The appearance and condition of the external genital organs, as a rule, correspond to age. In women giving birth, pay attention to the condition of the perineum and genital gap. With normal anatomical ratios of the tissues of the perineum, the genital slit is closed and slightly opens only with a sharp straining. In case of violation of the integrity of the muscles of the pelvic floor, the genital gap gapes even with slight tension, the walls of the vagina fall.

The mucous membrane of the entrance to the vagina healthy woman has a pink color. In inflammatory diseases, it can be hyperemic, sometimes with the presence of purulent raids. During pregnancy, due to congestive plethora, the mucosa acquires a bluish color, the intensity of which increases with increasing gestational age.
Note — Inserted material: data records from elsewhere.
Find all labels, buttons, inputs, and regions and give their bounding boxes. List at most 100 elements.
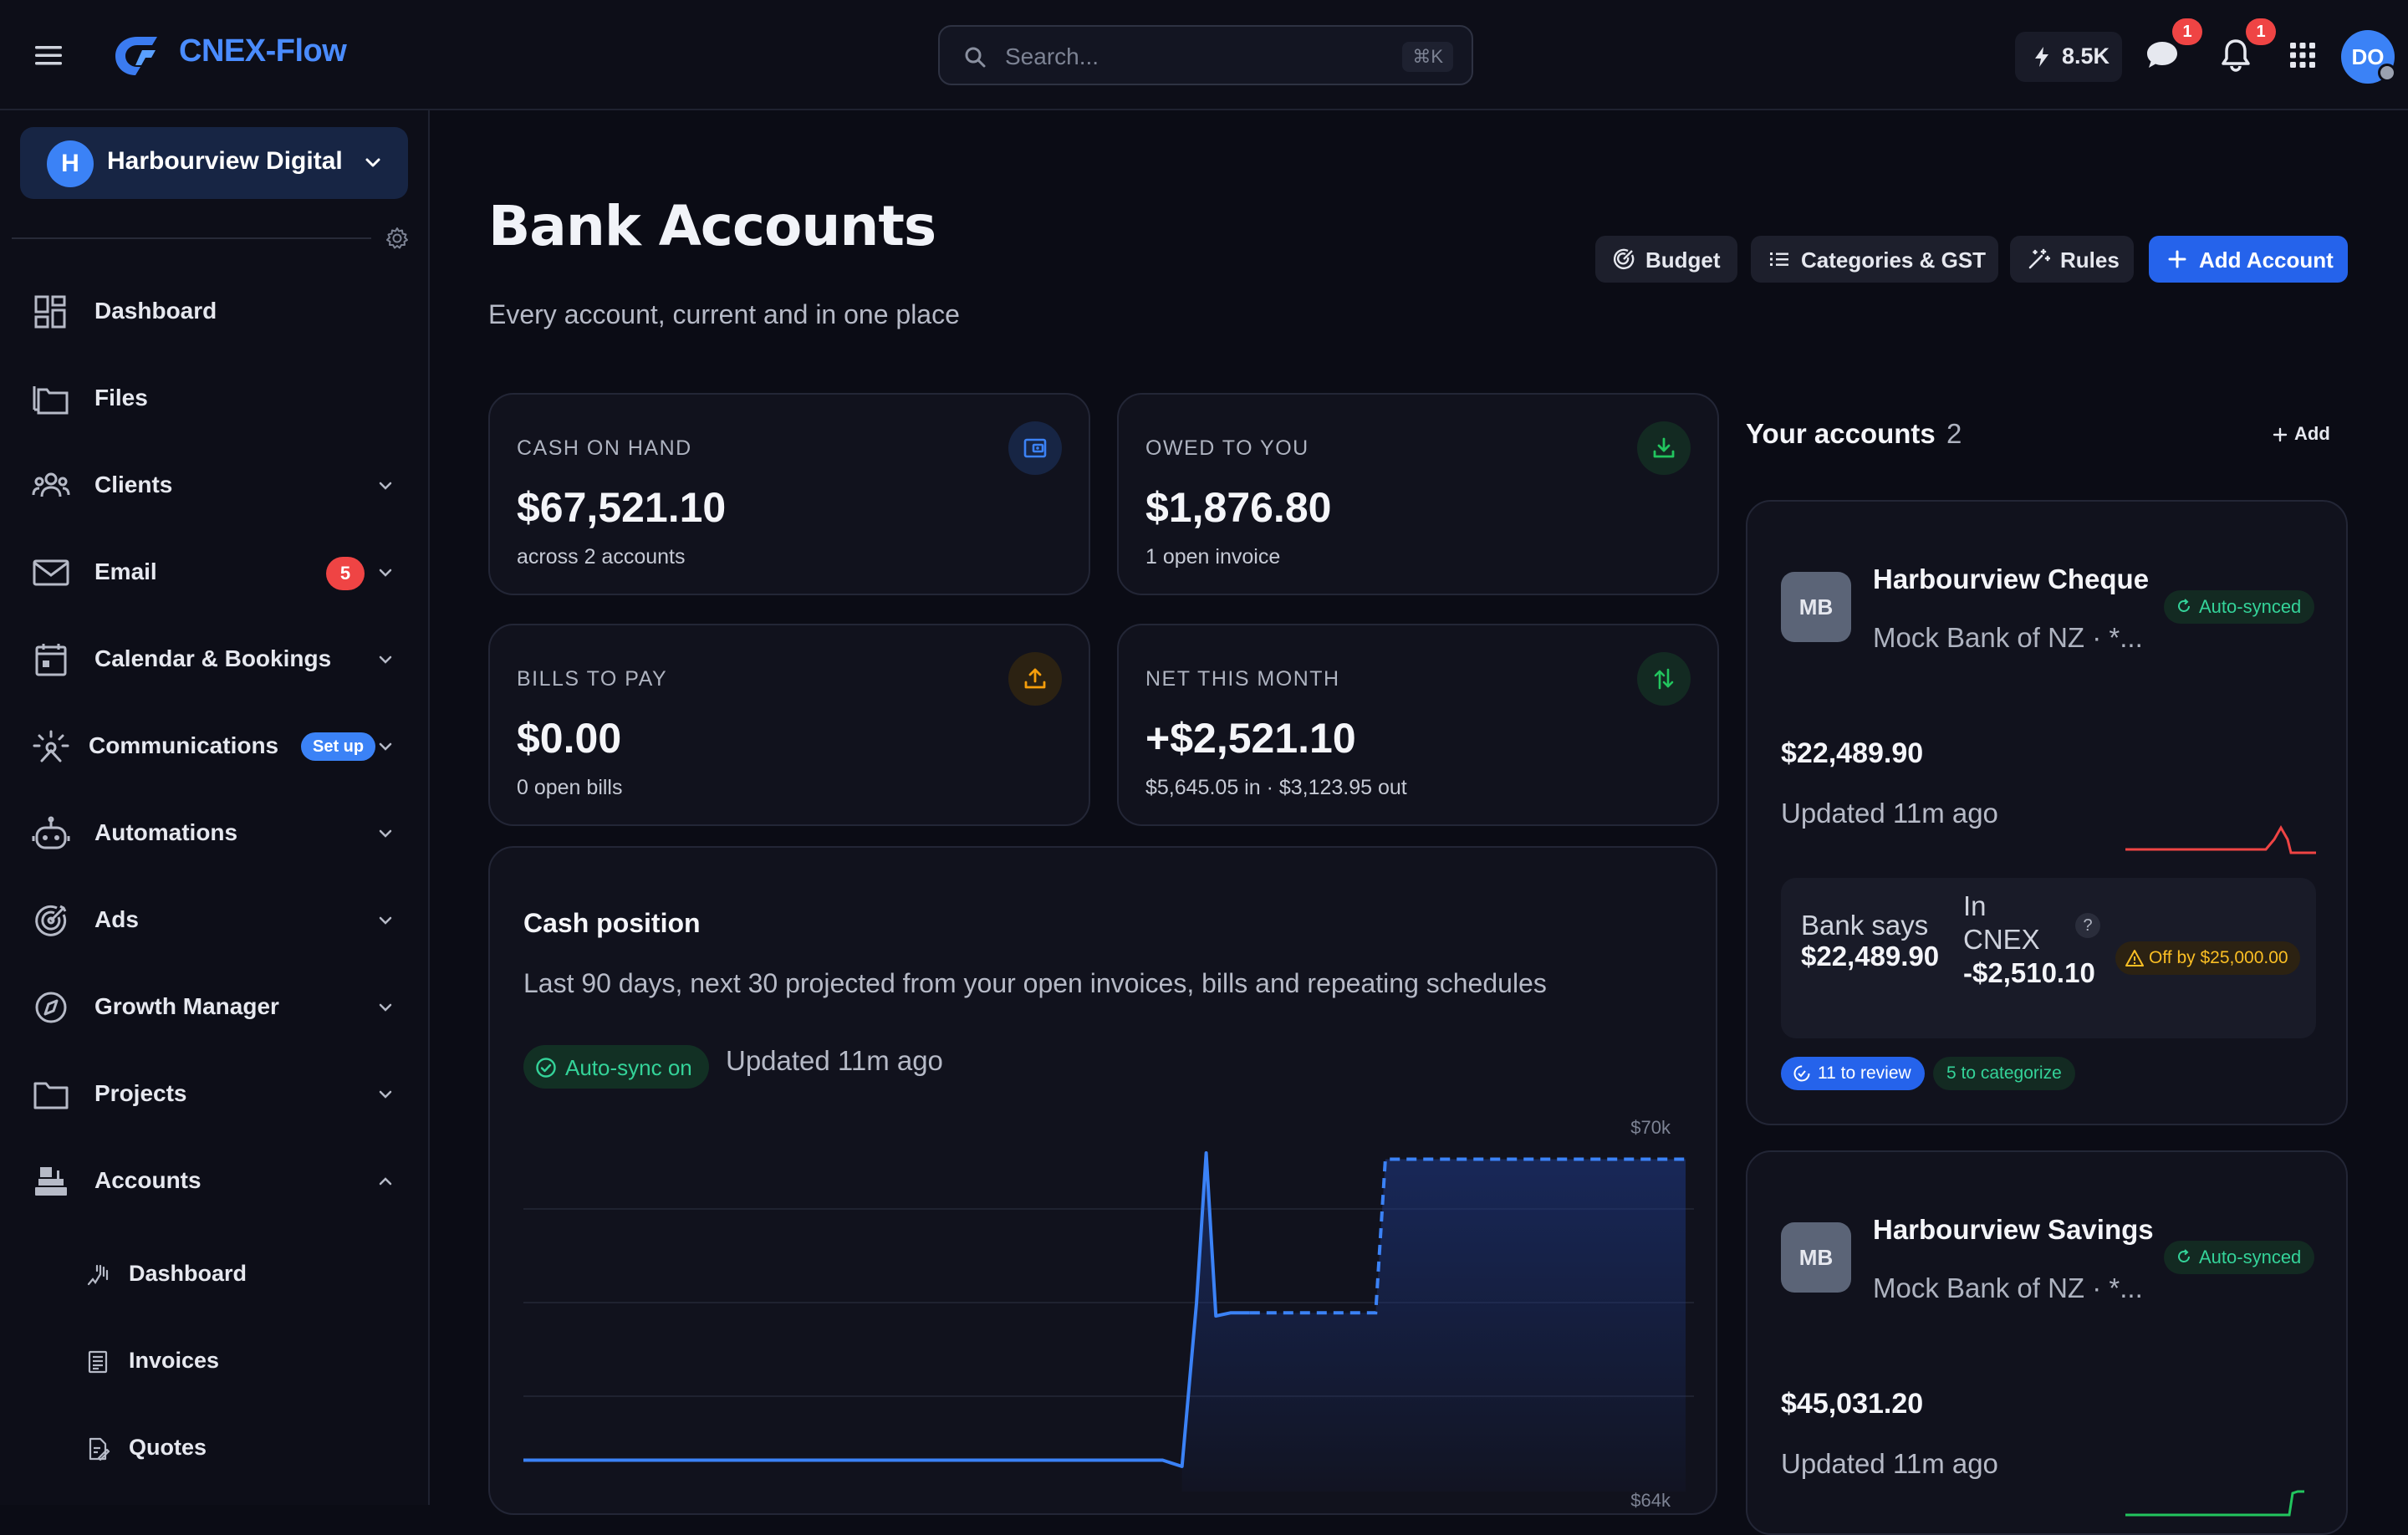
reconciliation-panel: Bank says $22,489.90 In CNEX -$2,510.10 … [1781, 878, 2316, 1038]
auto-sync-status: Auto-sync on [523, 1045, 709, 1089]
dashboard-icon [34, 295, 66, 329]
sidebar-subitem-label: Dashboard [129, 1261, 247, 1286]
sidebar-item-calendar[interactable]: Calendar & Bookings [0, 625, 430, 692]
bank-logo: MB [1781, 572, 1851, 642]
stat-card-bills-to-pay: BILLS TO PAY $0.00 0 open bills [488, 624, 1090, 826]
sidebar-item-files[interactable]: Files [0, 365, 430, 431]
to-review-label: 11 to review [1818, 1063, 1911, 1083]
sidebar-item-label: Calendar & Bookings [94, 645, 332, 671]
sync-status-badge: Auto-synced [2164, 590, 2315, 624]
sidebar-item-communications[interactable]: Communications Set up [0, 712, 430, 779]
stat-label: OWED TO YOU [1145, 436, 1309, 460]
stat-label: NET THIS MONTH [1145, 667, 1340, 691]
categories-gst-button[interactable]: Categories & GST [1751, 236, 1998, 283]
bell-icon[interactable] [2217, 37, 2254, 74]
sidebar-subitem-invoices[interactable]: Invoices [0, 1329, 430, 1393]
sync-status-badge: Auto-synced [2164, 1241, 2315, 1274]
gear-icon[interactable] [385, 226, 410, 251]
org-name: Harbourview Digital [107, 147, 343, 175]
bank-says-label: Bank says [1801, 910, 1929, 941]
account-updated: Updated 11m ago [1781, 798, 1998, 829]
list-icon [1770, 252, 1788, 266]
sidebar-item-growth-manager[interactable]: Growth Manager [0, 973, 430, 1040]
budget-button[interactable]: Budget [1595, 236, 1737, 283]
account-card-cheque[interactable]: MB Harbourview Cheque Mock Bank of NZ · … [1746, 500, 2348, 1125]
sync-status-label: Auto-synced [2199, 596, 2302, 617]
sync-status-label: Auto-synced [2199, 1247, 2302, 1267]
sidebar-item-automations[interactable]: Automations [0, 799, 430, 866]
org-switcher[interactable]: H Harbourview Digital [20, 127, 408, 199]
sidebar-item-clients[interactable]: Clients [0, 451, 430, 518]
menu-icon[interactable] [32, 38, 65, 72]
stat-subtext: 0 open bills [517, 776, 623, 799]
check-circle-icon [536, 1058, 556, 1078]
help-icon[interactable]: ? [2075, 913, 2100, 938]
refresh-icon [2178, 599, 2190, 612]
sparkline-series [2125, 824, 2316, 854]
bank-says-value: $22,489.90 [1801, 941, 1940, 971]
stat-value: $0.00 [517, 715, 622, 762]
compass-icon [35, 992, 67, 1023]
account-balance: $22,489.90 [1781, 737, 1924, 769]
chevron-down-icon [379, 655, 392, 664]
org-avatar: H [47, 140, 94, 187]
logo-icon [115, 37, 157, 75]
sparkline-series [2125, 1490, 2304, 1517]
magic-wand-icon [2028, 248, 2050, 269]
upload-icon [1008, 652, 1062, 706]
credits-value: 8.5K [2062, 43, 2110, 69]
accounts-count: 2 [1946, 418, 1962, 449]
stat-label: BILLS TO PAY [517, 667, 668, 691]
notifications-badge: 1 [2246, 18, 2276, 45]
wallet-icon [1008, 421, 1062, 475]
to-categorize-pill[interactable]: 5 to categorize [1933, 1057, 2075, 1090]
files-icon [33, 386, 69, 415]
add-account-button[interactable]: Add Account [2149, 236, 2348, 283]
sidebar-item-ads[interactable]: Ads [0, 886, 430, 953]
bank-logo: MB [1781, 1222, 1851, 1293]
cash-position-card: Cash position Last 90 days, next 30 proj… [488, 846, 1717, 1515]
search-icon [965, 47, 986, 68]
stat-subtext: 1 open invoice [1145, 545, 1281, 569]
chat-icon[interactable] [2144, 37, 2181, 74]
robot-icon [32, 816, 70, 849]
to-review-pill[interactable]: 11 to review [1781, 1057, 1925, 1090]
credits-button[interactable]: 8.5K [2015, 32, 2122, 82]
off-by-badge[interactable]: Off by $25,000.00 [2115, 941, 2300, 975]
stat-card-cash-on-hand: CASH ON HAND $67,521.10 across 2 account… [488, 393, 1090, 595]
search-input[interactable]: Search... ⌘K [938, 25, 1473, 85]
sidebar-item-projects[interactable]: Projects [0, 1060, 430, 1127]
sidebar-subitem-dashboard[interactable]: Dashboard [0, 1242, 430, 1306]
y-axis-bottom-label: $64k [1630, 1490, 1671, 1511]
warning-icon [2125, 950, 2144, 966]
rules-button[interactable]: Rules [2010, 236, 2134, 283]
chevron-up-icon [379, 1177, 392, 1186]
chart-updated: Updated 11m ago [726, 1045, 943, 1076]
sidebar-item-dashboard[interactable]: Dashboard [0, 278, 430, 344]
balance-sparkline [2125, 824, 2316, 854]
user-avatar[interactable]: DO [2341, 30, 2396, 84]
sidebar-subitem-quotes[interactable]: Quotes [0, 1416, 430, 1480]
auto-sync-label: Auto-sync on [565, 1055, 692, 1080]
apps-grid-icon[interactable] [2284, 37, 2321, 74]
chart-hand-icon [87, 1264, 109, 1286]
in-cnex-label: In CNEX [1963, 890, 2040, 955]
plus-icon [2168, 250, 2186, 268]
chevron-down-icon [379, 1003, 392, 1012]
account-card-savings[interactable]: MB Harbourview Savings Mock Bank of NZ ·… [1746, 1150, 2348, 1535]
app-name[interactable]: CNEX-Flow [179, 33, 347, 69]
sidebar-item-accounts[interactable]: Accounts [0, 1147, 430, 1214]
stat-subtext: $5,645.05 in · $3,123.95 out [1145, 776, 1407, 799]
sidebar-item-email[interactable]: Email 5 [0, 538, 430, 605]
target-icon [35, 905, 67, 936]
chevron-down-icon [379, 742, 392, 751]
plus-icon [2273, 427, 2288, 442]
register-icon [35, 1167, 67, 1196]
sidebar: H Harbourview Digital Dashboard Files Cl… [0, 110, 430, 1505]
off-by-label: Off by $25,000.00 [2149, 948, 2288, 967]
download-icon [1637, 421, 1691, 475]
target-icon [1613, 248, 1635, 270]
add-account-link[interactable]: Add [2273, 423, 2330, 445]
rules-label: Rules [2060, 247, 2120, 273]
stat-value: +$2,521.10 [1145, 715, 1356, 762]
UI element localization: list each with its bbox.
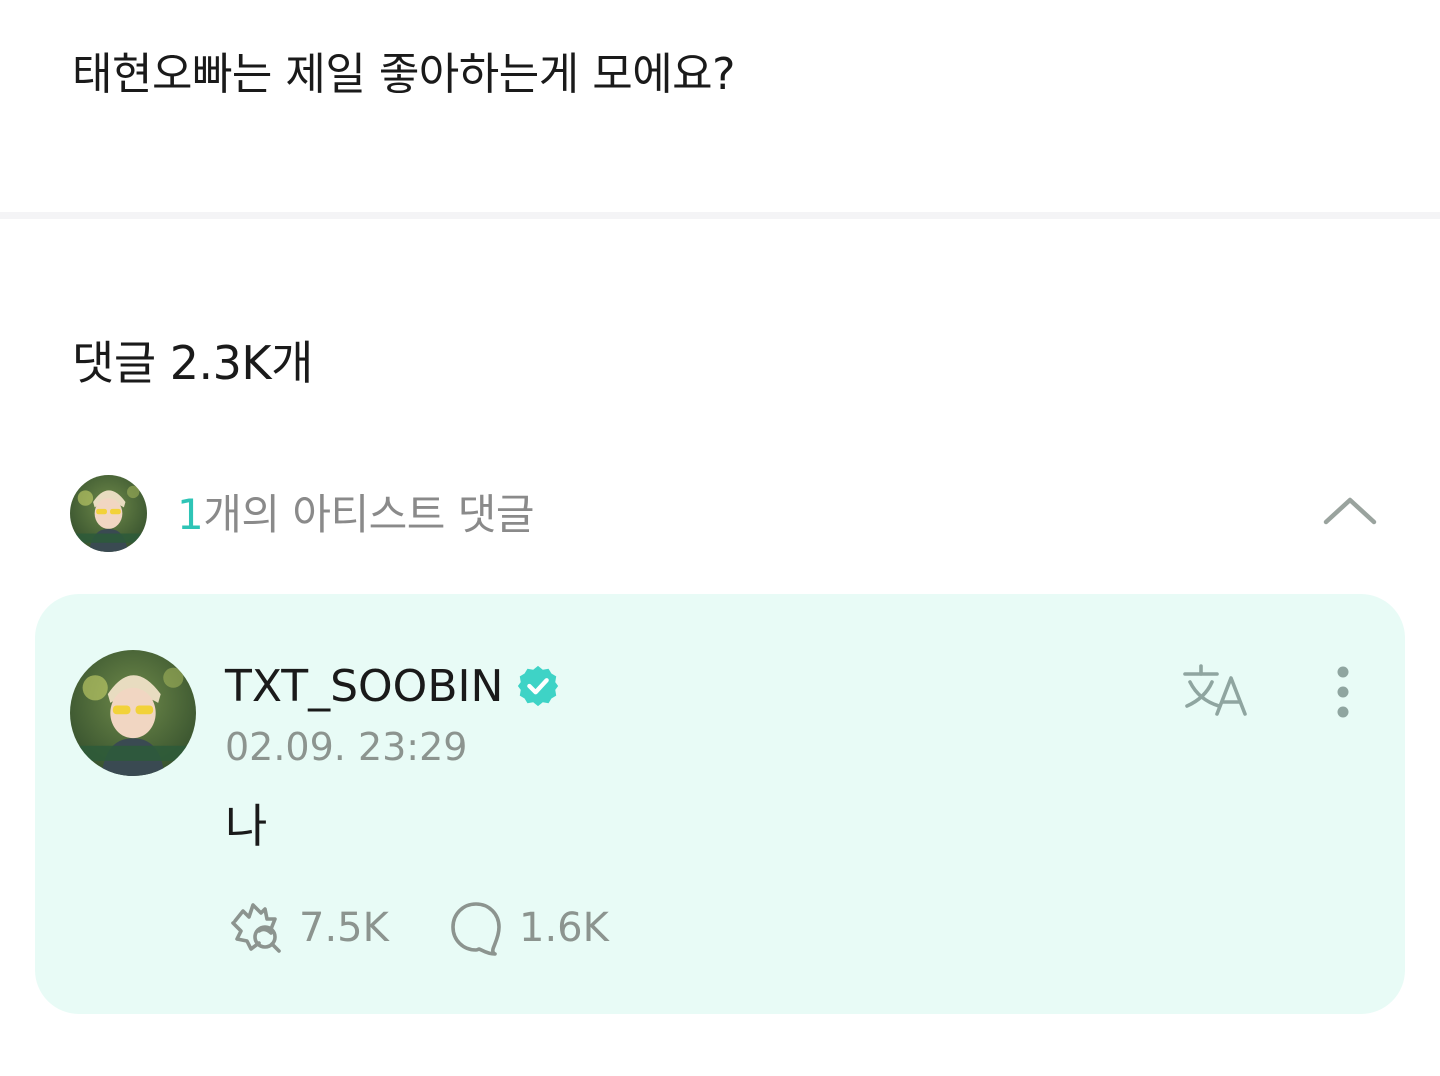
cheer-button[interactable]: 7.5K <box>225 896 389 960</box>
more-vertical-icon[interactable] <box>1327 662 1359 722</box>
comments-count-title: 댓글 2.3K개 <box>72 336 313 390</box>
comment-timestamp: 02.09. 23:29 <box>225 725 468 769</box>
artist-avatar-small <box>70 475 147 552</box>
username[interactable]: TXT_SOOBIN <box>225 661 503 712</box>
artist-comments-toggle[interactable]: 1개의 아티스트 댓글 <box>70 474 1380 554</box>
reply-count: 1.6K <box>519 905 609 951</box>
artist-comment-card: TXT_SOOBIN 02.09. 23:29 나 7.5K 1.6K <box>35 594 1405 1014</box>
translate-icon[interactable] <box>1181 660 1255 720</box>
cheer-hand-icon <box>231 903 281 953</box>
reply-button[interactable]: 1.6K <box>445 896 609 960</box>
cheer-count: 7.5K <box>299 905 389 951</box>
post-question: 태현오빠는 제일 좋아하는게 모에요? <box>72 49 736 100</box>
chevron-up-icon[interactable] <box>1320 490 1380 530</box>
verified-badge-icon <box>518 665 559 707</box>
username-line: TXT_SOOBIN <box>225 656 561 716</box>
artist-comment-label: 개의 아티스트 댓글 <box>203 490 535 539</box>
comment-body: 나 <box>225 799 268 853</box>
avatar[interactable] <box>70 650 196 776</box>
artist-comment-count: 1 <box>177 490 204 539</box>
comment-bubble-icon <box>451 902 501 956</box>
page: 태현오빠는 제일 좋아하는게 모에요? 댓글 2.3K개 1개의 아티스트 댓글… <box>0 0 1440 1076</box>
section-divider <box>0 212 1440 219</box>
artist-comments-summary: 1개의 아티스트 댓글 <box>177 486 535 544</box>
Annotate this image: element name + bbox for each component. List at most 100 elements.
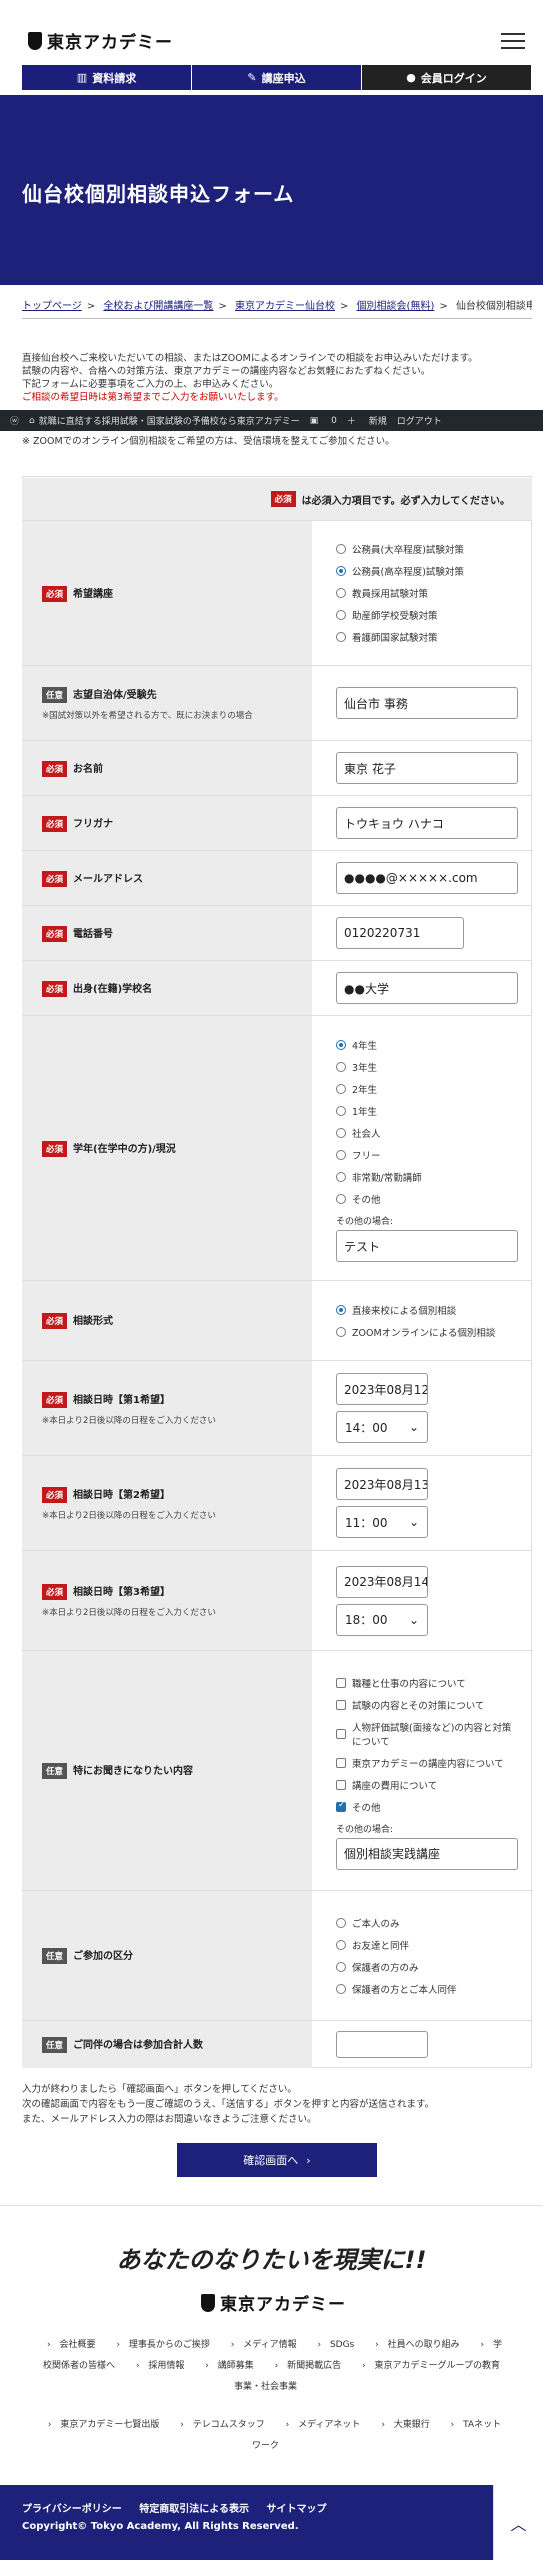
radio[interactable]	[336, 1194, 346, 1204]
checkbox[interactable]	[336, 1677, 346, 1688]
grade-option[interactable]: 1年生	[336, 1104, 518, 1118]
back-to-top-button[interactable]: ︿	[493, 2485, 543, 2560]
footer-link[interactable]: › 東京アカデミー七賢出版	[48, 2420, 165, 2430]
footer-link[interactable]: › メディア情報	[231, 2340, 303, 2350]
course-apply-button[interactable]: ✎ 講座申込	[192, 65, 362, 90]
course-option[interactable]: 看護師国家試験対策	[336, 630, 518, 644]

Hypoplasia of the labia minora and labia majora, pallor and dryness of the mucous membrane, vagina are signs of hypoestrogenism. Juiciness, cyanosis of the vulva, abundant secretion of cervical mucus - signs advanced level estrogen. Intrauterine hyperandrogenism is indicated by hypoplasia of the labia minora, an increase in the head of the clitoris, an increased distance between the base of the clitoris and the external opening of the urethra (more than 2 cm) in combination with hypertrichosis. Then they begin to study with the help of mirrors, which has a special great importance in gynecology to detect pathological changes vagina and cervix. An examination with a vaginal speculum is a mandatory part of every gynecological examination, as many pathological conditions on the cervix and in the vagina are not accompanied by certain symptoms. It allows you to assess the condition of the vaginal mucosa (color, folding, tumor formations), its depth. On the cervix, the shape of the external uterine os, the presence of inflammatory changes, tumor formations (polyps, exophytic form of cancer, etc.), the nature of the discharge from the cervical canal are determined.